Zellerbach Hall, Berkeley and Davies Symphony Hall, San Francisco Oct. 21–29, times vary
SF Symphony’s Music Director Esa-Pekka Salonen is conducting special programs scattered throughout October that lean into themes of magic, myth and horror—and there are three distinct Halloween highlights.
The first is Modest Mussorgsky’s “Night on Bald Mountain” (Oct. 21) performed at Berkeley’s Zellerbach Hall. The plot includes witches, demons, serpents, dark spirits and even Satan himself. Then, back in San Francisco, Salonen leads three nights (Oct. 27–29) combining H.K. Gruber’s Frankenstein!! and Bernard Herrmann’s suite from Psycho. Finally, and for those who need something a little more kid-friendly, there’s a special presentation of Hocus Pocus on Oct. 25, with the symphony live scoring the proceedings.

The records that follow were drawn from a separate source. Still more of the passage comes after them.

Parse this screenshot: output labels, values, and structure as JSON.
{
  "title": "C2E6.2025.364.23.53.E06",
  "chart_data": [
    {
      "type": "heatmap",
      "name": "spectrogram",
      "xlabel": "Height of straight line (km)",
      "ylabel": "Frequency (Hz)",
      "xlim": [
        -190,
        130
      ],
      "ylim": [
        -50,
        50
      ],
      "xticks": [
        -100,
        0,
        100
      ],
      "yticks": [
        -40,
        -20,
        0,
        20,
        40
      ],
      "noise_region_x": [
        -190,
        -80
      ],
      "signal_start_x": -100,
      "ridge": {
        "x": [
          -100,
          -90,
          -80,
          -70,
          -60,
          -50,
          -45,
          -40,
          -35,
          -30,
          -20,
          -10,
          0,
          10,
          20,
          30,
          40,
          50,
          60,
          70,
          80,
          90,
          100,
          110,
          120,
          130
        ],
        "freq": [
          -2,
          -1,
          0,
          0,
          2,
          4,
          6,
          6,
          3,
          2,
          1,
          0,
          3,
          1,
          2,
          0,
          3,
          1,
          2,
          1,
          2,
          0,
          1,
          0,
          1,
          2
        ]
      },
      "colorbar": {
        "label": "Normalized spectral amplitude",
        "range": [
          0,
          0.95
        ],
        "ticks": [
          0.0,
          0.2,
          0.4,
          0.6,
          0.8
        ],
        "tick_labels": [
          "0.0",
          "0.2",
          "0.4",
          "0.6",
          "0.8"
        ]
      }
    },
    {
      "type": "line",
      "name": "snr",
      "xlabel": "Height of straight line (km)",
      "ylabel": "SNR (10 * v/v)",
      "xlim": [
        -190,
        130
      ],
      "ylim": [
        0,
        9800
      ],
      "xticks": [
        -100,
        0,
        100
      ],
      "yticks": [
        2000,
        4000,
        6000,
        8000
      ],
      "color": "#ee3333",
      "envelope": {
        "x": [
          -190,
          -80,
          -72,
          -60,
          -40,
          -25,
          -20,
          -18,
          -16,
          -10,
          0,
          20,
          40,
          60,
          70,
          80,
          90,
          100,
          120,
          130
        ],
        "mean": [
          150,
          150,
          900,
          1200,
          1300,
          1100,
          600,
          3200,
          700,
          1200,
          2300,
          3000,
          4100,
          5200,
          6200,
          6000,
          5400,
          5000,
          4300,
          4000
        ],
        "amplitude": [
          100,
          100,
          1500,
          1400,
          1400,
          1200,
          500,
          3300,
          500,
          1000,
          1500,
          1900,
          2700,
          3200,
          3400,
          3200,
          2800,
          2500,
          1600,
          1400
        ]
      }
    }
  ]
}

The San Francisco Mint, San Francisco Oct. 7–Nov. 5
The official description for this drag-fueled, Peaches Christ-starring haunted house experience is so magnificent, it bears repeating in its original form:
Guests will participate in a real live seance that rips a hole into the supernatural world and takes them on a terrifying adventure! Prepare to come face-to-face with demonic spirits while you attempt to retrieve the severed head of an unethical vampire queen.
(Because presumably, unethical vampire queens are the worst kinds of vampire queens…)
Everything about The Summoning promises to be extra-extra. Groups of 11 guests at a time will be guided through the experience, which will include (*deep breath*): nudity, gore, “4-D effects,” mazes, theatrical segments and a cast of 78. (Seventy-eight!) Peaches and friends ask that you leave your high heels and Halloween masks at home, but feel free to grab a drink at the on-site ’80s goth pop-up bar afterwards. It’s called (*checks notes*) Fang Bang. Like I said: extra-extra.
Both Oakland and San Francisco are holding kid-thrilling Boo at the Zoo events this year.
Oakland Zoo is offering a fun-filled animal-themed scavenger hunt across its grounds. Costumes are encouraged; choosing to use the zoo’s collection of snakes, scorpions, spiders and other delightful creepy crawlies as inspiration is optional.
San Francisco Zoo is holding a costume parade and contest at noon on event days, and is also offering a self-guided, sloth-themed jaunt around a variety of haunted houses on the zoo’s grounds. Houses include “Count Dracu-sloth’s Fortress” and the “House of Franken-sloth.” Get ready to squee!
A heads up: Both of these events usually sell out fast, so families are encouraged to book in advance.
Truth be told, the Alamo is never not doing Halloween, thanks to Terror Tuesdays, Weird Wednesdays and a general commitment to digging up old horror movies and putting them back on the big screen. But while the Mission movie theater is always a reliable source of jump scares, it’s ramping up the horror content for the entire month of October.
And if parents need something that younger eyeballs can feast upon, look for Ghostbusters on Oct. 4 and Beetlejuice on Oct. 12—both of which will be full-blown parties. The Ghostbusters one will include Slimer slime, Stay Puft marshmallows, and glow necklaces “you can wave around anytime the Ghostbusters use their proton packs.” May “I ain’t ’fraid o’ no ghost” be your mantra for the evening.